Si no tuvieras problemas, ¿de qué escribirías? ¿De que estás casada con un dentista?
¿Lo contó todo en sus memorias? No. Conté lo que hubiera contado si mi vida hubiera sido la de otra persona.
¿Qué se dejó? Algunas brutalidades que he padecido.
Se ha pasado la vida huyendo. Del ultracatolicismo de su madre, del alcoholismo de su padre, de la mezquindad de la vida rural. ¿Cuándo decidió parar? No creo que me diera cuenta, pero tiene razón, siempre he huido.
Pero me he llevado los problemas conmigo. No he huido nunca hacia la amnesia.
No me interesa olvidar. Tengo el cubo de la memoria cada vez más lleno y no podría vivir sin él porque la memoria es una de las gallinas de los huevos de oro de la escritura.
¿Por qué se fue de Irlanda? Porque mi escuela, el convento al que me enviaron o mi propia madre…, todo era católico y represivo.
El catolicismo irlandés hace que el español parezca una fiesta. En mi infancia todo estaba prohibido.
Y si eres una persona apasionada, sientes la represión con más fuerza.
Estoy contenta de ser irlandesa, no renuncio a mi pasado.
Pero no creo que hubiera podido escribir si no me hubiera ido en 1958.
No lo hubiera logrado con alguien vigilando cada paso que daba.
Bastante complicado es escribir, solo se consigue hacerlo bien dejando tranquila la conciencia.
¿Cuánto ha cambiado Irlanda? ¿Sigue siendo un lugar fuera del tiempo? Está más poblado, es más ruidoso… Antes era un lugar introvertido, pero la televisión y el turismo le han dado la vuelta.
Los biquinis tienen ese poder transformador.
Pero la lluvia es la misma, los campos también, el ímpetu incluso.
En la última novela necesitaba el ámbito rural porque allí puede llegar un extraño y, si va bien vestido, tiene modales, habla bien, fuma con elegancia y se presenta como un héroe, la gente está dispuesta a creerle.
En un lugar más sofisticado se harían más preguntas.
Su país es una constante en sus novelas. El alejamiento me lo devolvió.
Desde Londres me di cuenta de cuánto le debía al paisaje, al lugar, a mis problemas con el lugar. Saqué de Irlanda la crudeza. Las chicas de campo puede parecer un libro divertido, pero es un libro duro.
En esa adolescencia represiva, ¿cómo logró no reprimirse a sí misma? Sí lo hice. Era una cobarde. Lo único que se me ocurría era callar.
Y luego, cuando supieron que había escrito un libro, decidieron que había traicionado a mi país. Uno no hace un libro para traicionar a un país.
En su segunda novela retrató a una mujer servil. La mejor, la más audaz, es la tercera, Chicas felizmente casadas.

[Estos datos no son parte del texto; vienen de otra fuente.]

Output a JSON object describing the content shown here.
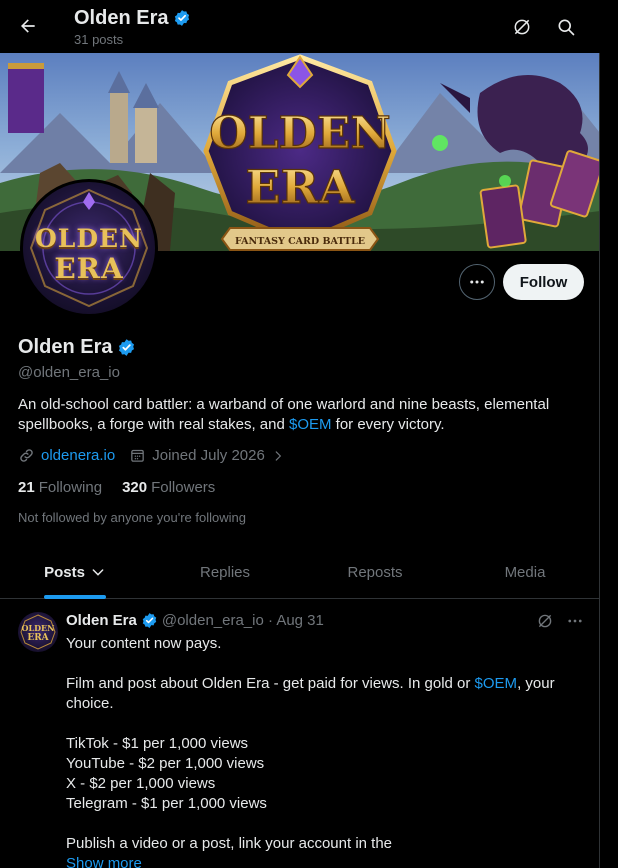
{
  "header": {
    "title": "Olden Era",
    "posts_count": "31 posts"
  },
  "banner": {
    "title_line1": "OLDEN",
    "title_line2": "ERA",
    "ribbon": "FANTASY CARD BATTLE"
  },
  "avatar": {
    "line1": "OLDEN",
    "line2": "ERA"
  },
  "actions": {
    "follow_label": "Follow"
  },
  "profile": {
    "name": "Olden Era",
    "handle": "@olden_era_io",
    "bio_text": "An old-school card battler: a warband of one warlord and nine beasts, elemental spellbooks, a forge with real stakes, and ",
    "bio_link": "$OEM",
    "bio_end": " for every victory.",
    "website": "oldenera.io",
    "joined": "Joined July 2026",
    "following_count": "21",
    "following_label": "Following",
    "followers_count": "320",
    "followers_label": "Followers",
    "not_followed": "Not followed by anyone you're following"
  },
  "tabs": [
    {
      "label": "Posts"
    },
    {
      "label": "Replies"
    },
    {
      "label": "Reposts"
    },
    {
      "label": "Media"
    }
  ],
  "post": {
    "author": "Olden Era",
    "handle_date": "@olden_era_io · Aug 31",
    "line1": "Your content now pays.",
    "line2_start": "Film and post about Olden Era - get paid for views. In gold or ",
    "line2_link": "$OEM",
    "line2_end": ", your",
    "line3": "choice.",
    "rate1": "TikTok - $1 per 1,000 views",
    "rate2": "YouTube - $2 per 1,000 views",
    "rate3": "X - $2 per 1,000 views",
    "rate4": "Telegram - $1 per 1,000 views",
    "line4": "Publish a video or a post, link your account in the",
    "show_more": "Show more"
  },
  "colors": {
    "accent": "#1d9bf0",
    "background": "#000000",
    "text": "#e7e9ea",
    "muted": "#71767b"
  },
  "icons": [
    "back-arrow-icon",
    "grok-icon",
    "search-icon",
    "verified-badge-icon",
    "more-icon",
    "link-icon",
    "calendar-icon",
    "chevron-right-icon",
    "chevron-down-icon"
  ]
}
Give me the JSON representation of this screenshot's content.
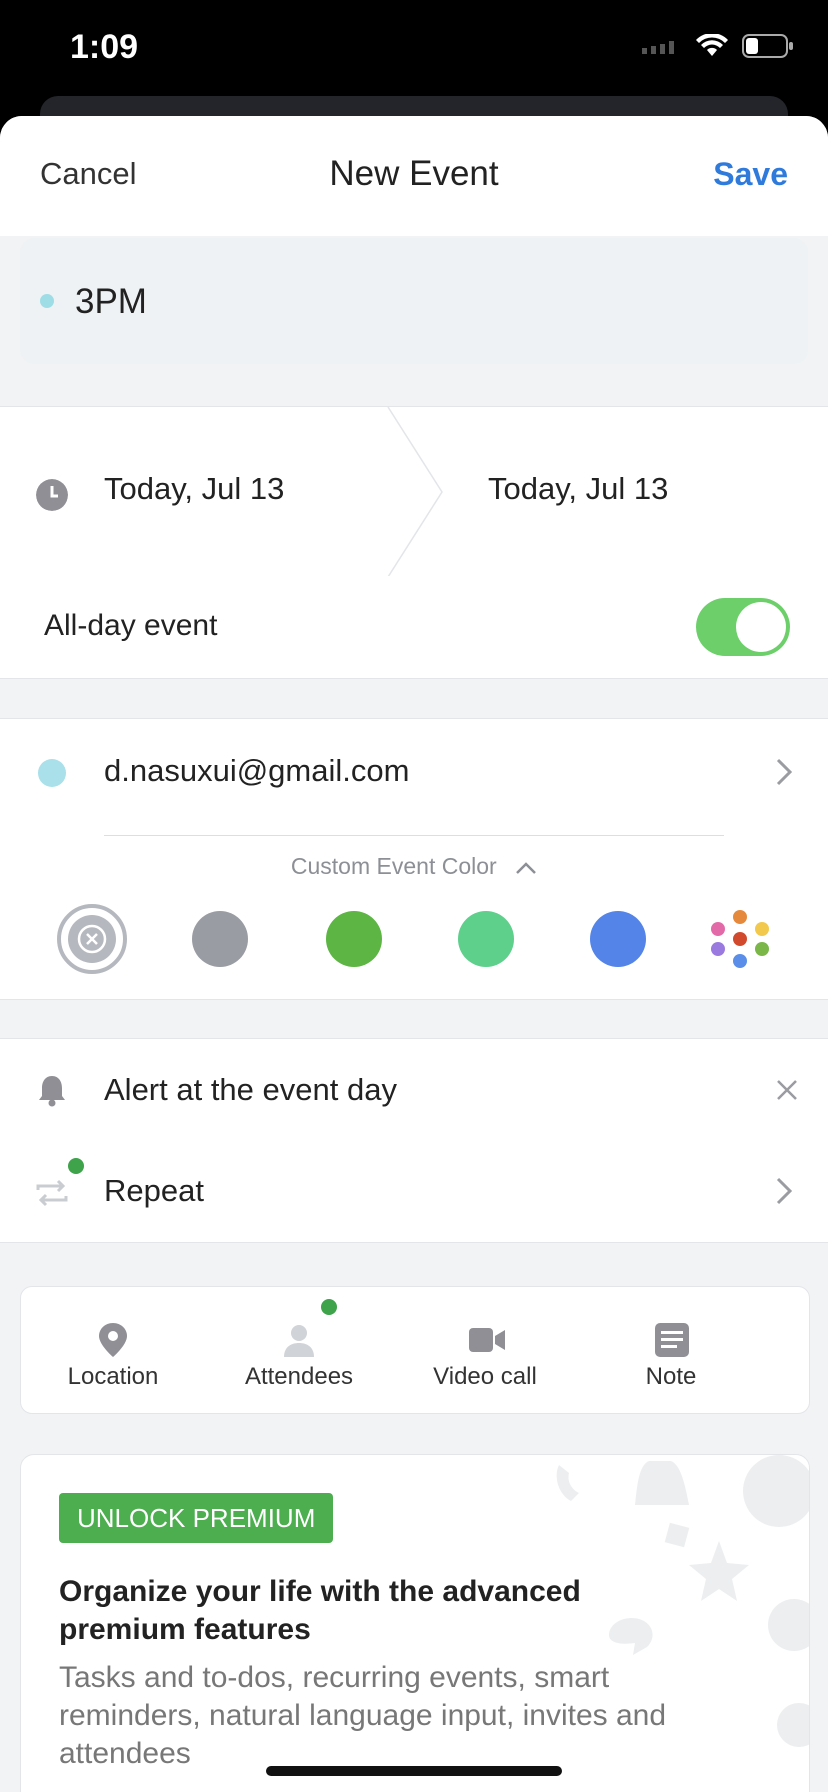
{
  "status": {
    "time": "1:09"
  },
  "nav": {
    "cancel": "Cancel",
    "title": "New Event",
    "save": "Save"
  },
  "event": {
    "title": "3PM",
    "start_date": "Today, Jul 13",
    "end_date": "Today, Jul 13"
  },
  "allday": {
    "label": "All-day event",
    "enabled": true
  },
  "calendar": {
    "account": "d.nasuxui@gmail.com",
    "custom_color_label": "Custom Event Color"
  },
  "colors": {
    "gray": "#9a9ca4",
    "green": "#5db543",
    "mint": "#5fcf8c",
    "blue": "#5584e8",
    "accent": "#2f7bdc",
    "badge": "#4cae4f"
  },
  "alert": {
    "label": "Alert at the event day"
  },
  "repeat": {
    "label": "Repeat"
  },
  "actions": {
    "location": "Location",
    "attendees": "Attendees",
    "video": "Video call",
    "note": "Note"
  },
  "premium": {
    "badge": "UNLOCK PREMIUM",
    "title": "Organize your life with the advanced premium features",
    "desc": "Tasks and to-dos, recurring events, smart reminders, natural language input, invites and attendees"
  }
}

Pero en la segunda, La chica de ojos verdes, retrató a una mujer que aceptaba un papel secundario, y las feministas le reprocharon que no retratase a mujeres más fuertes o más sabias. Uno se pasa la vida intentando encontrar el camino. Y cuando lo encuentra es para luego perderlo.

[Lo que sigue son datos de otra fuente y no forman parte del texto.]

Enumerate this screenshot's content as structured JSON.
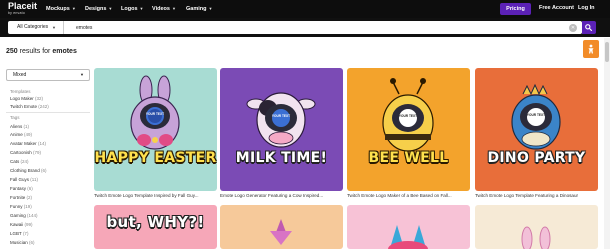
{
  "brand": {
    "name": "Placeit",
    "sub": "by envato"
  },
  "nav": {
    "items": [
      {
        "label": "Mockups"
      },
      {
        "label": "Designs"
      },
      {
        "label": "Logos"
      },
      {
        "label": "Videos"
      },
      {
        "label": "Gaming"
      }
    ],
    "pricing": "Pricing",
    "free_account": "Free Account",
    "log_in": "Log In"
  },
  "search": {
    "category": "All Categories",
    "value": "emotes"
  },
  "results": {
    "count": "250",
    "text": "results for",
    "term": "emotes"
  },
  "sidebar": {
    "sort": "Mixed",
    "templates_heading": "Templates",
    "templates": [
      {
        "label": "Logo Maker",
        "count": "(32)"
      },
      {
        "label": "Twitch Emote",
        "count": "(242)"
      }
    ],
    "tags_heading": "Tags",
    "tags": [
      {
        "label": "Aliens",
        "count": "(1)"
      },
      {
        "label": "Anime",
        "count": "(49)"
      },
      {
        "label": "Avatar Maker",
        "count": "(14)"
      },
      {
        "label": "Cartoonish",
        "count": "(79)"
      },
      {
        "label": "Cats",
        "count": "(24)"
      },
      {
        "label": "Clothing Brand",
        "count": "(6)"
      },
      {
        "label": "Fall Guys",
        "count": "(11)"
      },
      {
        "label": "Fantasy",
        "count": "(6)"
      },
      {
        "label": "Fortnite",
        "count": "(2)"
      },
      {
        "label": "Funny",
        "count": "(19)"
      },
      {
        "label": "Gaming",
        "count": "(144)"
      },
      {
        "label": "Kawaii",
        "count": "(99)"
      },
      {
        "label": "LGBT",
        "count": "(7)"
      },
      {
        "label": "Musician",
        "count": "(6)"
      }
    ]
  },
  "cards": [
    {
      "banner": "HAPPY EASTER",
      "plaque": "YOUR TEXT",
      "caption": "Twitch Emote Logo Template Inspired by Fall Guy...",
      "bg": "#a8dcd3"
    },
    {
      "banner": "MILK TIME!",
      "plaque": "YOUR TEXT",
      "caption": "Emote Logo Generator Featuring a Cow Inspired...",
      "bg": "#7b4bb5"
    },
    {
      "banner": "BEE WELL",
      "plaque": "YOUR TEXT",
      "caption": "Twitch Emote Logo Maker of a Bee Based on Fall...",
      "bg": "#f3a32c"
    },
    {
      "banner": "DINO PARTY",
      "plaque": "YOUR TEXT",
      "caption": "Twitch Emote Logo Template Featuring a Dinosaur",
      "bg": "#e86e3a"
    },
    {
      "banner": "but, WHY?!",
      "bg": "#f6a7b8"
    },
    {
      "bg": "#f6c99a"
    },
    {
      "bg": "#f7c2d6"
    },
    {
      "bg": "#f6ead6"
    }
  ],
  "colors": {
    "accent": "#5b21b6",
    "nav_bg": "#0d0d0d",
    "orange": "#f28c28"
  },
  "icons": [
    "search-icon",
    "clear-icon",
    "hand-icon",
    "chevron-down-icon"
  ]
}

Yo retraté parte de lo que había sentido.
¿A quién se va a poner en contra con este nuevo libro? El año pasado, el presidente de Irlanda, Michael Higgins, me dio un premio que suelen conceder cuando uno está a punto de morir, y en su discurso denunció cómo había sido tratada.
Dijo que no sabía si había sucedido por malicia, por ignorancia, por ambas cosas o porque soy mujer y valiente.
¿A qué lo atribuye? A todo eso. Al principio fue porque había escrito algo escandaloso.
Cuando pasé a hacer libros más complejos, supongo que pensaron que me estaba metiendo en el territorio de los hombres.
Lo curioso es que la acusación venía muchas veces del lado de las mujeres.
He vivido un adorable hostigamiento y una censura bastante injusta. Algunos críticos necesitan que saque libros nuevos para decir que el anterior era mejor.
Pero no me gustaría que me tomaran por una mujer victimista. He podido trabajar mucho.
¿Necesitan tiempo sus libros? Más bien lo que ocurre es que lo que cuento en el último trata de superar lo anterior.